The role of $p(z|x)$ is split into two parts: one is for calculating $KL\Big(p(z|x)\Big\Vert q(z)\Big)$, and the other is for calculating $\mathbb{E}_{z\sim p(z|x)}\big[-\ln q(x|z)\big]$. And $\mathbb{E}_{z\sim p(z|x)}\big[-\ln q(x|z)\big]$ means:

\begin{equation} -\frac{1}{n}\sum_{i=1}^n \ln q(x|z_i),\quad z_i \sim p(z|x)\tag{23} \end{equation}

We have assumed $p(z|x)$ is a normal distribution with mean and variance calculated by the model. In this way, sampling can be completed using the "reparameterization trick".

But how many samples are appropriate? VAE is very straightforward: one! So formula $(13)$ becomes very simple:

\begin{equation} \mathcal{L} = \mathbb{E}_{x\sim \tilde{p}(x)} \Bigg[-\ln q(x|z) + KL\Big(p(z|x)\Big\Vert q(z)\Big)\Bigg],\quad z\sim p(z|x)\tag{24} \end{equation}

Each term in this formula can be found from formulas $(16), (19), (21), (22)$. Note that for each $x$ in a batch, a $z$ "exclusive" to $x$ needs to be sampled from $p(z|x)$ before calculating $-\ln q(x|z)$. Because VAE only samples one sample here from $p(z|x)$, it looks very similar to a standard AE.

The final question is: is sampling just one sample enough? In fact, we run multiple epochs, and the latent variables are randomly generated each time. Therefore, when the number of epochs is sufficient, the adequacy of sampling can be guaranteed. I have also experimented with sampling multiple points, and I felt that the generated samples did not change significantly.

Tribute

This article provides an overview of the entire VAE process from the perspective of Bayesian theory. When considering things from this perspective, we need to hold onto two points: "distribution" and "sampling"—write down the distribution form and simplify the process through sampling.

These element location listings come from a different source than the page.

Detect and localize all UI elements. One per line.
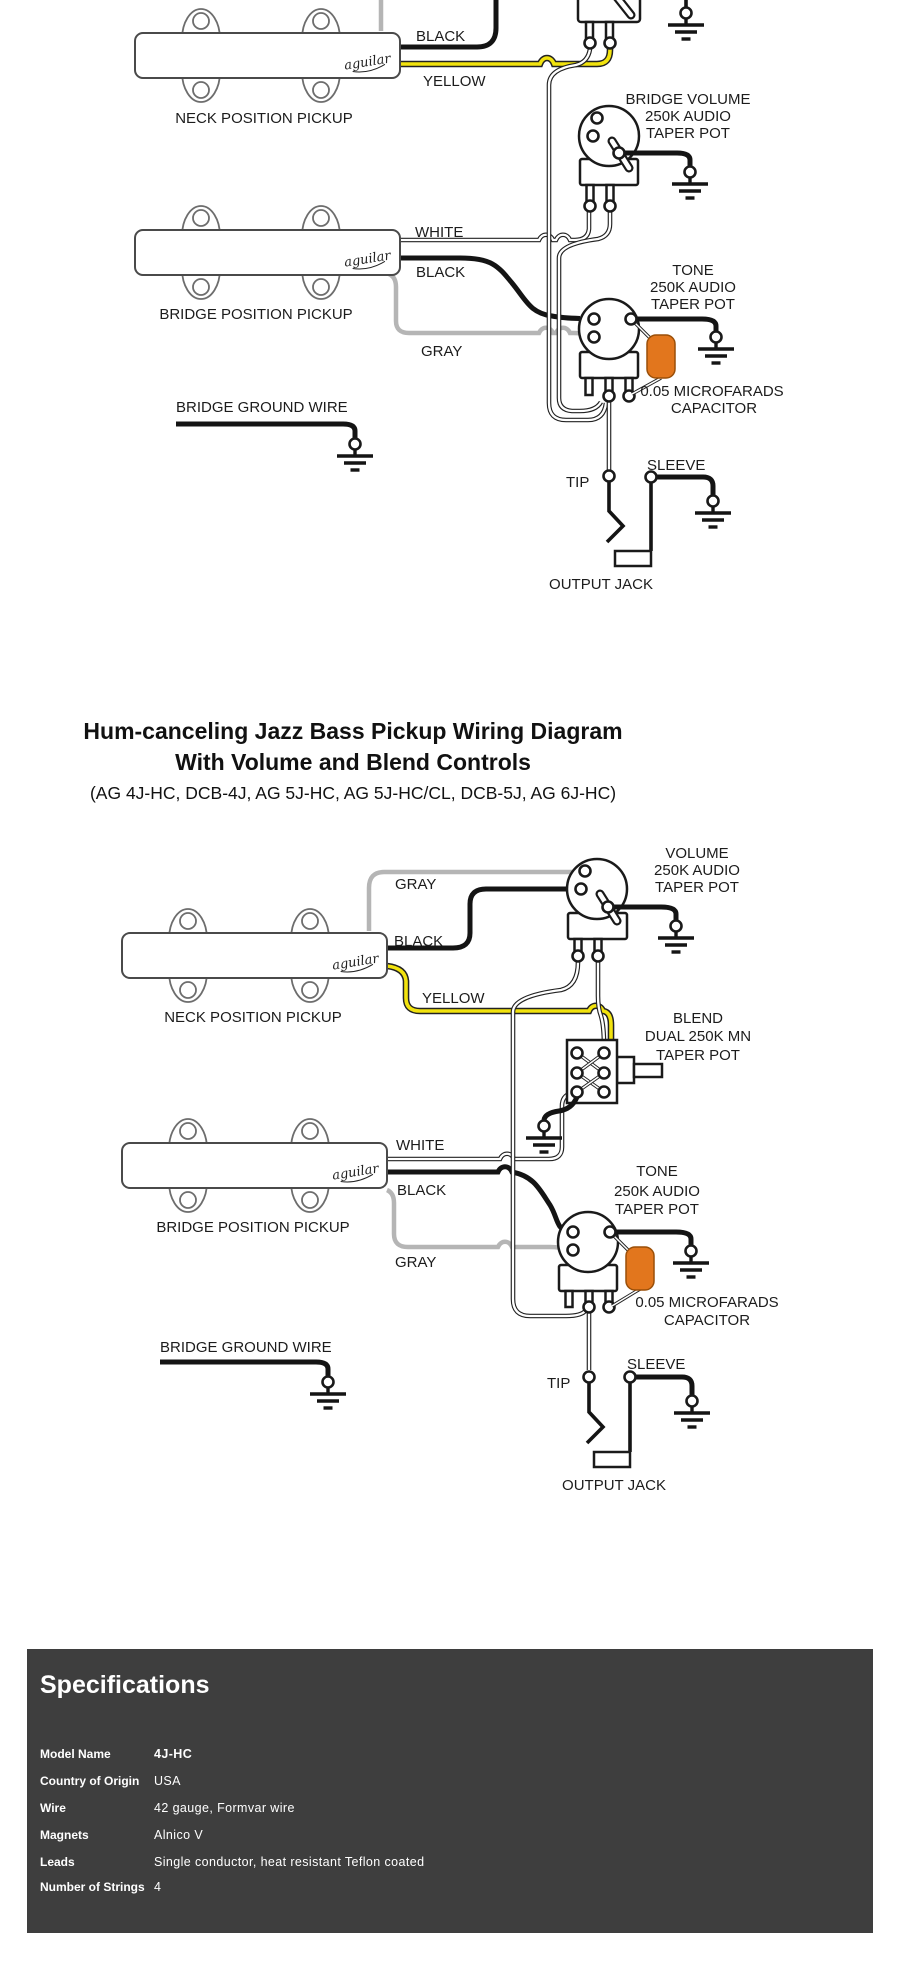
- label-tip: TIP: [566, 474, 590, 491]
- label-output-jack: OUTPUT JACK: [562, 1477, 666, 1494]
- label-gray: GRAY: [395, 876, 437, 893]
- title-line-2: With Volume and Blend Controls: [175, 749, 531, 775]
- label-gray: GRAY: [421, 343, 463, 360]
- label-bridge-ground-wire: BRIDGE GROUND WIRE: [176, 399, 348, 416]
- tip-contact: [607, 482, 623, 542]
- jack-body: [594, 1452, 630, 1467]
- svg-text:TAPER POT: TAPER POT: [615, 1201, 699, 1218]
- label-yellow: YELLOW: [422, 990, 485, 1007]
- jack-body: [615, 551, 651, 566]
- label-black: BLACK: [397, 1182, 447, 1199]
- spec-value: 4: [154, 1880, 162, 1894]
- svg-text:TAPER POT: TAPER POT: [651, 296, 735, 313]
- spec-value: Alnico V: [154, 1828, 204, 1842]
- label-white: WHITE: [415, 224, 464, 241]
- svg-text:aguilar: aguilar: [343, 51, 392, 74]
- label-bridge-ground-wire: BRIDGE GROUND WIRE: [160, 1339, 332, 1356]
- label-capacitor: 0.05 MICROFARADS: [640, 383, 784, 400]
- specifications-panel: [27, 1649, 873, 1933]
- output-jack: [584, 1372, 693, 1468]
- label-tone-pot: TONE: [636, 1163, 678, 1180]
- bridge-gray-wire: [387, 1190, 566, 1250]
- blend-pot: [544, 1040, 662, 1120]
- tip-contact: [587, 1383, 603, 1443]
- label-tone-pot: TONE: [672, 262, 714, 279]
- output-jack: [604, 471, 714, 567]
- ground-icon: [695, 496, 731, 528]
- label-bridge-pickup: BRIDGE POSITION PICKUP: [159, 306, 353, 323]
- svg-text:aguilar: aguilar: [331, 951, 380, 974]
- svg-text:aguilar: aguilar: [331, 1161, 380, 1184]
- ground-icon: [526, 1121, 562, 1153]
- bridge-pickup: [122, 1119, 387, 1212]
- wiring-diagram-volume-tone: [0, 0, 900, 600]
- title-line-1: Hum-canceling Jazz Bass Pickup Wiring Diagram: [83, 718, 623, 744]
- ground-icon: [674, 1396, 710, 1428]
- label-sleeve: SLEEVE: [627, 1356, 686, 1373]
- spec-value: 42 gauge, Formvar wire: [154, 1801, 295, 1815]
- ground-icon: [337, 439, 373, 471]
- neck-pickup: [135, 9, 400, 102]
- label-black: BLACK: [394, 933, 444, 950]
- svg-text:CAPACITOR: CAPACITOR: [670, 400, 758, 417]
- label-yellow: YELLOW: [423, 73, 486, 90]
- tone-capacitor: [647, 335, 675, 378]
- label-bridge-volume-pot: BRIDGE VOLUME: [625, 91, 751, 108]
- svg-text:DUAL 250K MN: DUAL 250K MN: [644, 1028, 752, 1045]
- label-gray: GRAY: [395, 1254, 437, 1271]
- svg-text:TAPER POT: TAPER POT: [656, 1047, 740, 1064]
- ground-icon: [672, 167, 708, 199]
- specifications-heading: Specifications: [40, 1671, 210, 1699]
- sleeve-ground-lead: [657, 477, 713, 495]
- label-volume-pot: VOLUME: [665, 845, 729, 862]
- spec-value: Single conductor, heat resistant Teflon coated: [154, 1855, 425, 1869]
- ground-icon: [668, 8, 704, 40]
- ground-icon: [673, 1246, 709, 1278]
- svg-text:250K AUDIO: 250K AUDIO: [645, 108, 731, 125]
- spec-label: Leads: [40, 1855, 75, 1869]
- label-black: BLACK: [416, 264, 466, 281]
- svg-text:aguilar: aguilar: [343, 248, 392, 271]
- neck-pickup: [122, 909, 387, 1002]
- bridge-ground-wire: [160, 1362, 328, 1376]
- ground-icon: [698, 332, 734, 364]
- label-neck-pickup: NECK POSITION PICKUP: [164, 1009, 342, 1026]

Simply put, because directly describing a complex distribution is difficult, we introduce latent variables to transform it into the superposition of conditional distributions. At this point, we can appropriately simplify both the distribution of latent variables and the conditional distribution (e.g., assuming they are both normal distributions), and the parameters of the conditional distribution can be combined with deep learning models (using deep learning to calculate the parameters of the latent variables). At this point, the "Deep Probabilistic Graphical Model" is revealed.

Let us pay tribute to the great Bayes, as well as the many masters who study probabilistic graphical models. They are the true heroes.